Ein Wiederaufbau des zerstörten Dienstgebäudes Alter Postplatz 4 kam wegen der Stadtplanung nicht in Frage, da das Gelände für die Verbreiterung der Roten Straße, heute Theodor-Heuss-Straße, benötigt wurde. Also musste ein neuer Bauplatz für den künftigen Sitz des Oberkirchenrats gefunden werden. Und hier schließt sich der Kreis, denn bei der Suche konnte auf das erwähnte, bereits vor dem Krieg erworbene Grundstücksdreieck im Stuttgarter Stadtteil Gänsheide zurückgegriffen werden – 1957 wurden dort die neu errichteten, nun kircheneigenen Dienstgebäude Gänsheidestraße 2 und 4 bezogen. Deren Abbruch im Jahr 2022 zugunsten der geschätzt 63 Millionen Euro teuren Neubauten des Oberkirchenrats am bestehenden Standort bildet das vorläufig letzte Kapitel einer bewegten, jedoch weitgehend unbekannten Geschichte seiner Verwaltungsdomizile.
Text: Götz Homoki, Bildauswahl: Andrea Kittel
Verwendete Quellen und Literatur
LKAS A 26 Nr. 200.
LKAS A 126 Nrr. 2588, 2589, 2590, 2592, 2593, 2594, 2595, 2596, 2597, 2982, 3780.
LKAS AS 1, Nrr. 1114, 1122, 1161, 1223, 1224, 1225, 2086, 2087, 2089.
Ehmer, Hermann.

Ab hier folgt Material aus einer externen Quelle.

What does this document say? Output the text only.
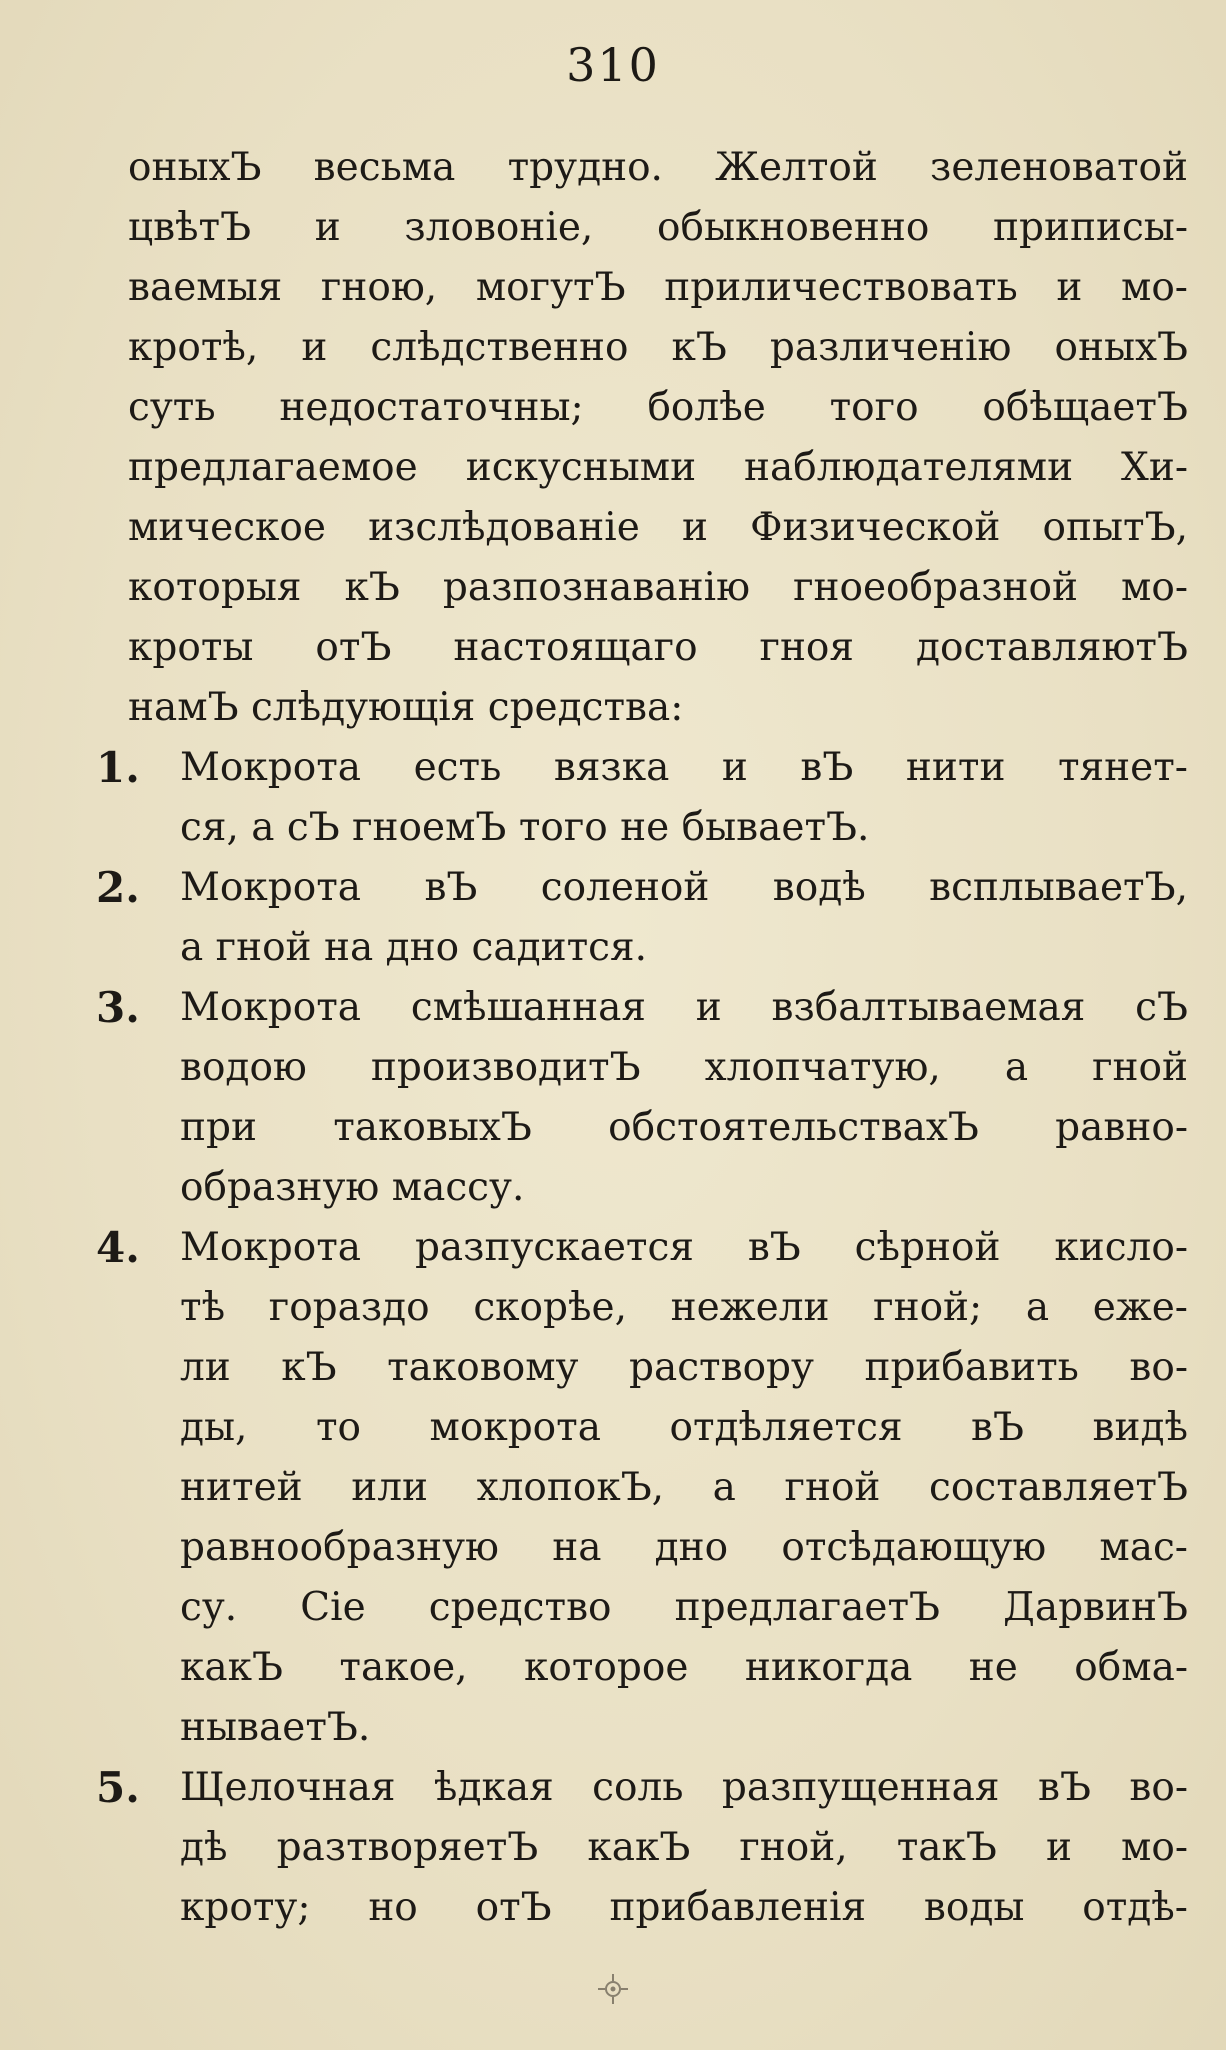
310
оныхЪ весьма трудно. Желтой зеленоватой
цвѣтЪ и зловоніе, обыкновенно приписы-
ваемыя гною, могутЪ приличествовать и мо-
кротѣ, и слѣдственно кЪ различенію оныхЪ
суть недостаточны; болѣе того обѣщаетЪ
предлагаемое искусными наблюдателями Хи-
мическое изслѣдованіе и Физической опытЪ,
которыя кЪ разпознаванію гноеобразной мо-
кроты отЪ настоящаго гноя доставляютЪ
намЪ слѣдующія средства:
1. Мокрота есть вязка и вЪ нити тянет-
ся, а сЪ гноемЪ того не бываетЪ.
2. Мокрота вЪ соленой водѣ всплываетЪ,
а гной на дно садится.
3. Мокрота смѣшанная и взбалтываемая сЪ
водою производитЪ хлопчатую, а гной
при таковыхЪ обстоятельствахЪ равно-
образную массу.
4. Мокрота разпускается вЪ сѣрной кисло-
тѣ гораздо скорѣе, нежели гной; а еже-
ли кЪ таковому раствору прибавить во-
ды, то мокрота отдѣляется вЪ видѣ
нитей или хлопокЪ, а гной составляетЪ
равнообразную на дно отсѣдающую мас-
су. Сіе средство предлагаетЪ ДарвинЪ
какЪ такое, которое никогда не обма-
нываетЪ.
5. Щелочная ѣдкая соль разпущенная вЪ во-
дѣ разтворяетЪ какЪ гной, такЪ и мо-
кроту; но отЪ прибавленія воды отдѣ-
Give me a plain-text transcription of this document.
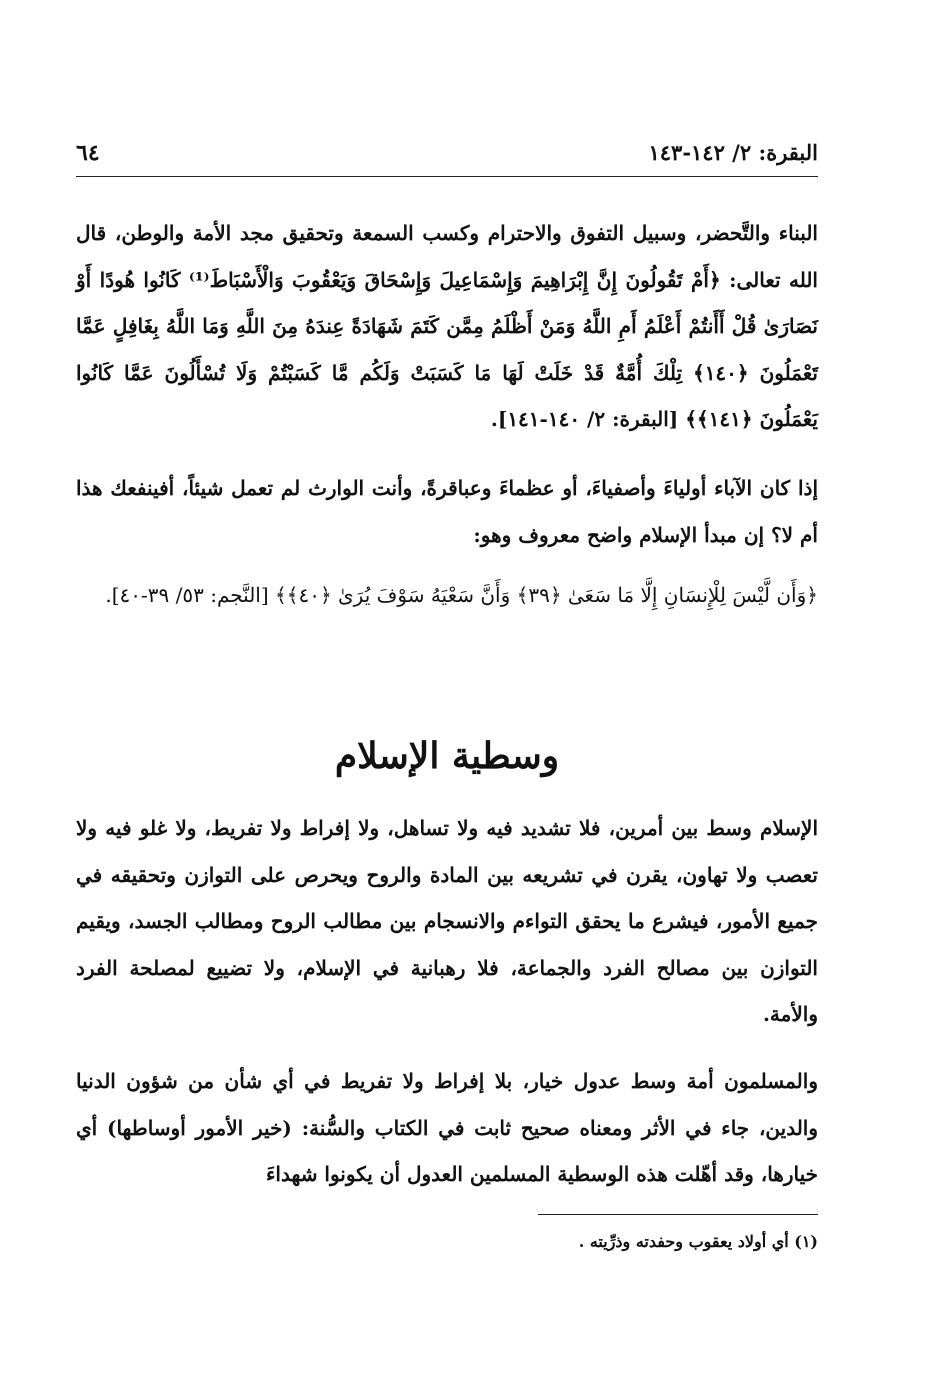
البقرة: ٢/ ١٤٢-١٤٣
٦٤
البناء والتَّحضر، وسبيل التفوق والاحترام وكسب السمعة وتحقيق مجد الأمة والوطن، قال الله تعالى: ﴿أَمْ تَقُولُونَ إِنَّ إِبْرَاهِيمَ وَإِسْمَاعِيلَ وَإِسْحَاقَ وَيَعْقُوبَ وَالْأَسْبَاطَ⁽¹⁾ كَانُوا هُودًا أَوْ نَصَارَىٰ قُلْ أَأَنتُمْ أَعْلَمُ أَمِ اللَّهُ وَمَنْ أَظْلَمُ مِمَّن كَتَمَ شَهَادَةً عِندَهُ مِنَ اللَّهِ وَمَا اللَّهُ بِغَافِلٍ عَمَّا تَعْمَلُونَ ﴿١٤٠﴾ تِلْكَ أُمَّةٌ قَدْ خَلَتْ لَهَا مَا كَسَبَتْ وَلَكُم مَّا كَسَبْتُمْ وَلَا تُسْأَلُونَ عَمَّا كَانُوا يَعْمَلُونَ ﴿١٤١﴾﴾ [البقرة: ٢/ ١٤٠-١٤١].
إذا كان الآباء أولياءَ وأصفياءَ، أو عظماءَ وعباقرةً، وأنت الوارث لم تعمل شيئاً، أفينفعك هذا أم لا؟ إن مبدأ الإسلام واضح معروف وهو:
﴿وَأَن لَّيْسَ لِلْإِنسَانِ إِلَّا مَا سَعَىٰ ﴿٣٩﴾ وَأَنَّ سَعْيَهُ سَوْفَ يُرَىٰ ﴿٤٠﴾﴾ [النَّجم: ٥٣/ ٣٩-٤٠].
وسطية الإسلام
الإسلام وسط بين أمرين، فلا تشديد فيه ولا تساهل، ولا إفراط ولا تفريط، ولا غلو فيه ولا تعصب ولا تهاون، يقرن في تشريعه بين المادة والروح ويحرص على التوازن وتحقيقه في جميع الأمور، فيشرع ما يحقق التواءم والانسجام بين مطالب الروح ومطالب الجسد، ويقيم التوازن بين مصالح الفرد والجماعة، فلا رهبانية في الإسلام، ولا تضييع لمصلحة الفرد والأمة.
والمسلمون أمة وسط عدول خيار، بلا إفراط ولا تفريط في أي شأن من شؤون الدنيا والدين، جاء في الأثر ومعناه صحيح ثابت في الكتاب والسُّنة: (خير الأمور أوساطها) أي خيارها، وقد أهّلت هذه الوسطية المسلمين العدول أن يكونوا شهداءَ
(١) أي أولاد يعقوب وحفدته وذرِّيته .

Das Landeskirchliche Archiv Stuttgart im Zweiten Weltkrieg. Ein Beitrag zur württembergischen Archivgeschichte, in: Schmierer, Wolfgang/Cordes, Günter/Kieß, Rudolf u. a. (Hrsgg.). Aus südwestdeutscher Geschichte, Stuttgart 1994, 736-749.
Zu den Fotografien:
Im Landeskirchlichen Archiv Stuttgart befinden sich zwei sorgfältig gestaltete Fotoalben, die das Arbeiten im Dienstgebäude am Alten Schlossplatz dokumentieren. Das erste wurde 1938 – wohl zum 70. Geburtstag von Landesbischof Theophil Wurm – erstellt, das zweite entstand infolge des kriegsbedingten Umzugs des Oberkirchenrats nach Großheppach, nachdem das Gebäude am Alten Postplatz im Jahr 1943 durch einen Luftangriff stark beschädigt wurde.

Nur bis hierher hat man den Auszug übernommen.